Equal Width versus Equal Height Histograms - Teradata Workload Analyzer

Teradata Workload Analyzer User Guide

Product
Teradata Workload Analyzer
Release Number
16.10
Published
May 2017
Language
English (United States)
Last Update
2018-10-13
dita:mapPath
awa1488824663126.ditamap
dita:ditavalPath
Audience_PDF_include.ditaval
dita:id
B035-2514
lifecycle
previous
Product Category
Teradata Tools and Utilities

A histogram is a vertical bar chart in which the frequency corresponding to a class is represented by the area of a bar (or rectangle) whose base is the class width.

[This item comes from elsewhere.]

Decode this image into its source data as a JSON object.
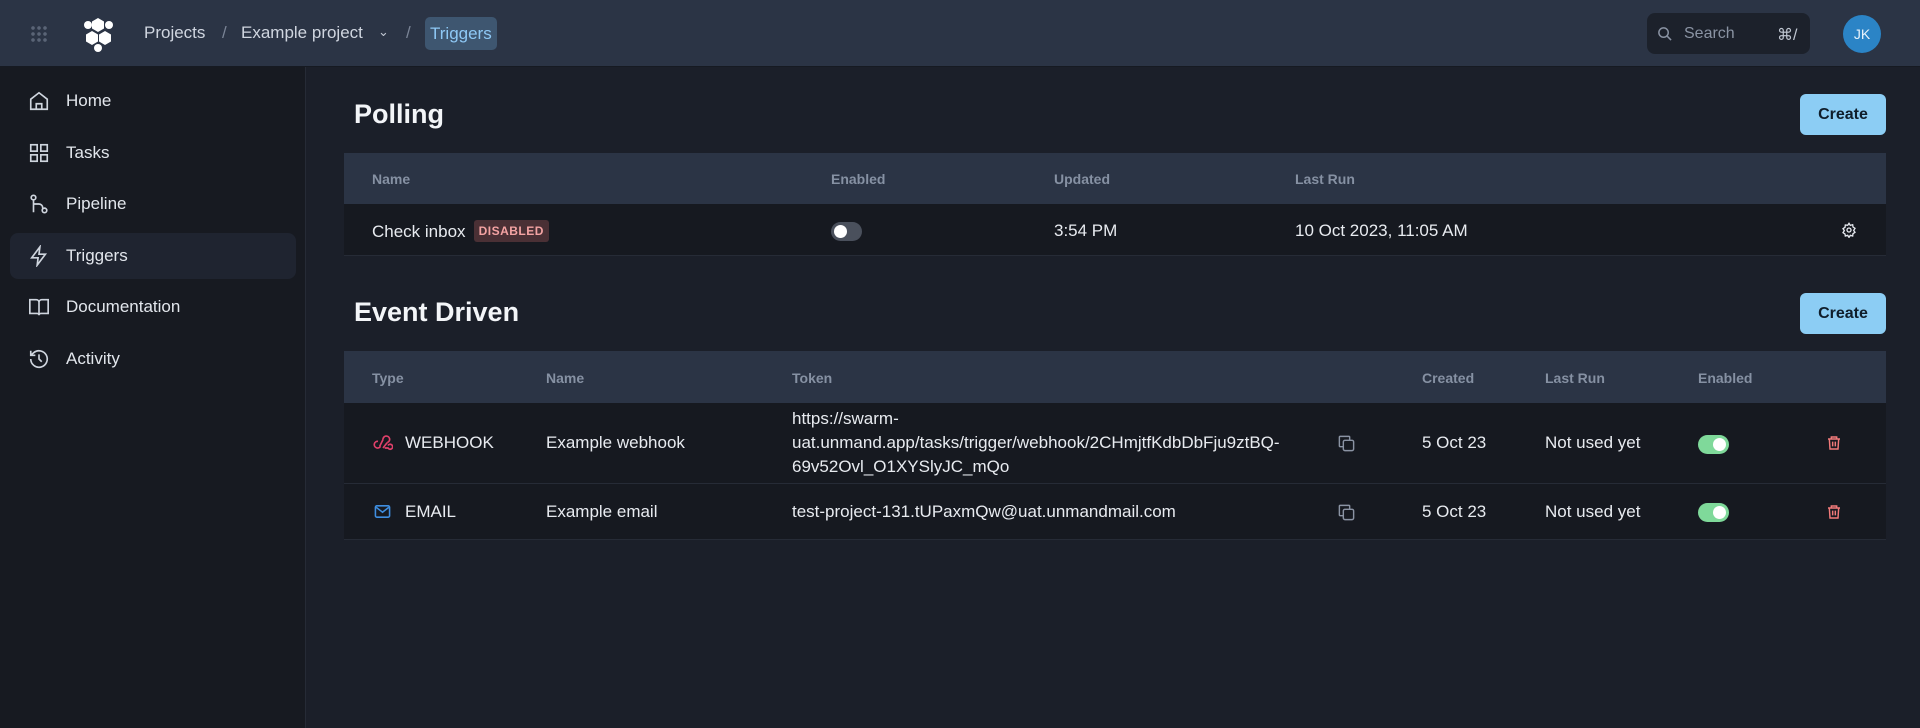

The histogram differs from a bar chart in that it is the area of the bar that denotes the value, not the height. However, if the widths of the bars are uniform (that is, equal-width) then only the height need be considered.

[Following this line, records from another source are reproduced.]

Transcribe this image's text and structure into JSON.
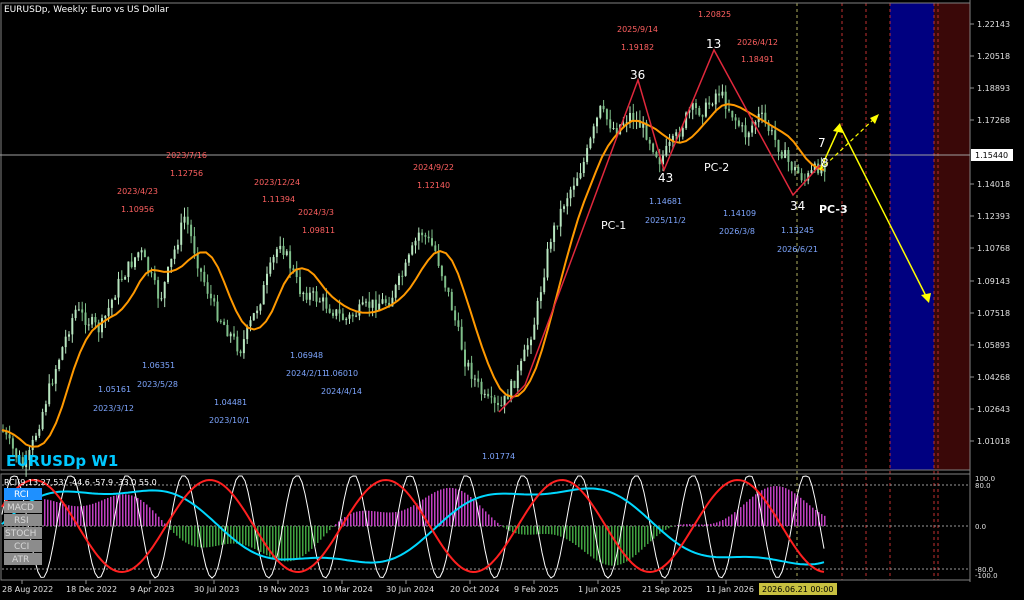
{
  "window": {
    "title": "EURUSDp, Weekly:  Euro vs US Dollar",
    "symbol_label": "EURUSDp W1"
  },
  "price_axis": {
    "labels": [
      "1.22143",
      "1.20518",
      "1.18893",
      "1.17268",
      "1.15440",
      "1.14018",
      "1.12393",
      "1.10768",
      "1.09143",
      "1.07518",
      "1.05893",
      "1.04268",
      "1.02643",
      "1.01018"
    ],
    "current_price": "1.15440"
  },
  "time_axis": {
    "labels": [
      "28 Aug 2022",
      "18 Dec 2022",
      "9 Apr 2023",
      "30 Jul 2023",
      "19 Nov 2023",
      "10 Mar 2024",
      "30 Jun 2024",
      "20 Oct 2024",
      "9 Feb 2025",
      "1 Jun 2025",
      "21 Sep 2025",
      "11 Jan 2026",
      "2026.06.21 00:00"
    ]
  },
  "annotations": {
    "highs": [
      {
        "date": "2023/4/23",
        "price": "1.10956"
      },
      {
        "date": "2023/7/16",
        "price": "1.12756"
      },
      {
        "date": "2023/12/24",
        "price": "1.11394"
      },
      {
        "date": "2024/3/3",
        "price": "1.09811"
      },
      {
        "date": "2024/9/22",
        "price": "1.12140"
      },
      {
        "date": "2025/9/14",
        "price": "1.19182"
      },
      {
        "date": "",
        "price": "1.20825"
      },
      {
        "date": "2026/4/12",
        "price": "1.18491"
      }
    ],
    "lows": [
      {
        "date": "2023/3/12",
        "price": "1.05161"
      },
      {
        "date": "2023/5/28",
        "price": "1.06351"
      },
      {
        "date": "2023/10/1",
        "price": "1.04481"
      },
      {
        "date": "2024/2/11",
        "price": "1.06948"
      },
      {
        "date": "2024/4/14",
        "price": "1.06010"
      },
      {
        "date": "",
        "price": "1.01774"
      },
      {
        "date": "2025/11/2",
        "price": "1.14681"
      },
      {
        "date": "2026/3/8",
        "price": "1.14109"
      },
      {
        "date": "2026/6/21",
        "price": "1.13245"
      }
    ],
    "wave_numbers": [
      "36",
      "13",
      "43",
      "34",
      "7",
      "8"
    ],
    "pc_labels": [
      "PC-1",
      "PC-2",
      "PC-3"
    ]
  },
  "indicator": {
    "header": "RCI(9,13,27,53) -44.6 -57.9 -33.0 55.0",
    "levels": [
      "100.0",
      "80.0",
      "0.0",
      "-80.0",
      "-100.0"
    ],
    "buttons": [
      "RCI",
      "MACD",
      "RSI",
      "STOCH",
      "CCI",
      "ATR"
    ],
    "active_button": "RCI"
  },
  "colors": {
    "background": "#000000",
    "candle_up": "#b8e6c0",
    "candle_down": "#7fbf8a",
    "ma": "#ff9900",
    "wave_line": "#e0283c",
    "arrow": "#ffff00",
    "high_label": "#ff6060",
    "low_label": "#7ea6ff",
    "rci_short": "#ffffff",
    "rci_mid": "#ff2020",
    "rci_long": "#00d8ff",
    "hist_pos": "#c040c0",
    "hist_neg": "#40a040",
    "band_blue": "#000080",
    "band_red": "#3a0808",
    "active_button_bg": "#1e90ff"
  }
}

Teradata WA uses both equal-width and equal-height histograms in analyzing the what parameter.

Equal-Width Histograms

An equal-width histogram such as that shown below, divides data into a fixed number of equal-width ranges. The corresponding height of each range represents the number of values falling into that range.

Equal-Width Histogram

For example, suppose that the values in a single column of a 1000-row table range between 1 and 100, and you want to generate a 10-bucket equal-width histogram. (Ranges in histograms are often referred to as buckets.) The buckets would contain the values 1-10, 11-20, 21-30, and so on, where each bucket counts the number of rows falling into its range. For a list of supported analysis parameters, see Supported Analysis Parameters.

Equal-Height Histograms

Equal-width histograms work well when the variation of the data distribution is small. They do not work so well, however, when such variation is large. For example, in the figure above, 95% of the data falls into the first bucket, and the remaining 1% is scattered into 19 buckets, making it difficult to effectively analyze the data.

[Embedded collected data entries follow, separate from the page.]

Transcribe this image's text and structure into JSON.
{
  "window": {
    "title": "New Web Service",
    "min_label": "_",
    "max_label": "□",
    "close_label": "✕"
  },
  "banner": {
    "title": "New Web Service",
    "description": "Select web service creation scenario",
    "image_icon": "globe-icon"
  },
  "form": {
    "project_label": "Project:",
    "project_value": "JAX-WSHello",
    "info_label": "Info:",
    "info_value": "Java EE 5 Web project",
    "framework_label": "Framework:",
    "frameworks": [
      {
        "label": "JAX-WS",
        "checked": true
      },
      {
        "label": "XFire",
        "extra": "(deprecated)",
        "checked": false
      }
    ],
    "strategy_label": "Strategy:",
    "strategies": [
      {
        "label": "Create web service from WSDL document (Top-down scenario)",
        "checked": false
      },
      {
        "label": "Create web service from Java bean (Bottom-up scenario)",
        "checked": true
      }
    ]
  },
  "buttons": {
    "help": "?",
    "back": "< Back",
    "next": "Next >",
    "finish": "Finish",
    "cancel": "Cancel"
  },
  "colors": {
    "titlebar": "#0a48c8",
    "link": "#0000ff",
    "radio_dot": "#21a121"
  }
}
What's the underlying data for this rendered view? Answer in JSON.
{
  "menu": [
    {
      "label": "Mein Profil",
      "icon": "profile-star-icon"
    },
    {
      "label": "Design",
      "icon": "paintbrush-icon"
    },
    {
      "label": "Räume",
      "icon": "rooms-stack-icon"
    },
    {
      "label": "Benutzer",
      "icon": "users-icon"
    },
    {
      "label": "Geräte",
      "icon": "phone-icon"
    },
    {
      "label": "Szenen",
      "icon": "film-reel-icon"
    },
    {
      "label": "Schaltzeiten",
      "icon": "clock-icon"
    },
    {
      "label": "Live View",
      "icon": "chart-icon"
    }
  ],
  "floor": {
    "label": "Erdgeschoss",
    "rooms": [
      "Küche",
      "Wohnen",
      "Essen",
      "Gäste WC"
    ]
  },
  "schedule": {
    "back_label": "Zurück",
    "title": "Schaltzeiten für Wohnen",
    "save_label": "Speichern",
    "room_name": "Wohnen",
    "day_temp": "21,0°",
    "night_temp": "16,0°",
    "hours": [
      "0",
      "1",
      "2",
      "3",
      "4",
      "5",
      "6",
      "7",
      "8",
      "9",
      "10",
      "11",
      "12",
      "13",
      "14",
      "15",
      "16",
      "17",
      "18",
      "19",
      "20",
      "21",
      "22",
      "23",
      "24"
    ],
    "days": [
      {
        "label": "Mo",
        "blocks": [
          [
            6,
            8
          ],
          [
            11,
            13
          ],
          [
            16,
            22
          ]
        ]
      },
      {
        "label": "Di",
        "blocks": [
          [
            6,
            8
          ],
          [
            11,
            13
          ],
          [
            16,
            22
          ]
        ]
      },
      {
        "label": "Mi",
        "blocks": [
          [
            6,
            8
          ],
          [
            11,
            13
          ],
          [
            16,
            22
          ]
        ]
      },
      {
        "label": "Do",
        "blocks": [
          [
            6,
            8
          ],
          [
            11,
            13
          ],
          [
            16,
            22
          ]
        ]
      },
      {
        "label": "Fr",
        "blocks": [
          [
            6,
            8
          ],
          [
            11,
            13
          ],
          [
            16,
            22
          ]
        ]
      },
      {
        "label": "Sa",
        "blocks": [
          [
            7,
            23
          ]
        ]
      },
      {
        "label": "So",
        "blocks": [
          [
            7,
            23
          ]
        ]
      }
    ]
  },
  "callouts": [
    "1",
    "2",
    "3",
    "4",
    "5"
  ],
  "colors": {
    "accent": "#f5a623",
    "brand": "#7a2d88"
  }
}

In this situation, an equal-height histogram is the solution, such as that shown in the figure below. Such histograms work well when the variation in data distribution is large. Unlike equal-width histograms, they place the same number of values into each range, so the endpoints of each range are determined by the number of values it contains.

Equal-Height Histogram

The graph isn't as informative as the bin-widths identified on its x-axis. They reveal that not only are the vast majority of data points in the 0–8.41 range, but provide additional insight that the vast majority of queries (80%) consume less than 0.01 CPU secs.

This information is provided in a pop-up dialog box for each equal-height histogram. For instructions on viewing histograms and their data, see Displaying a "What" Parameter Histogram.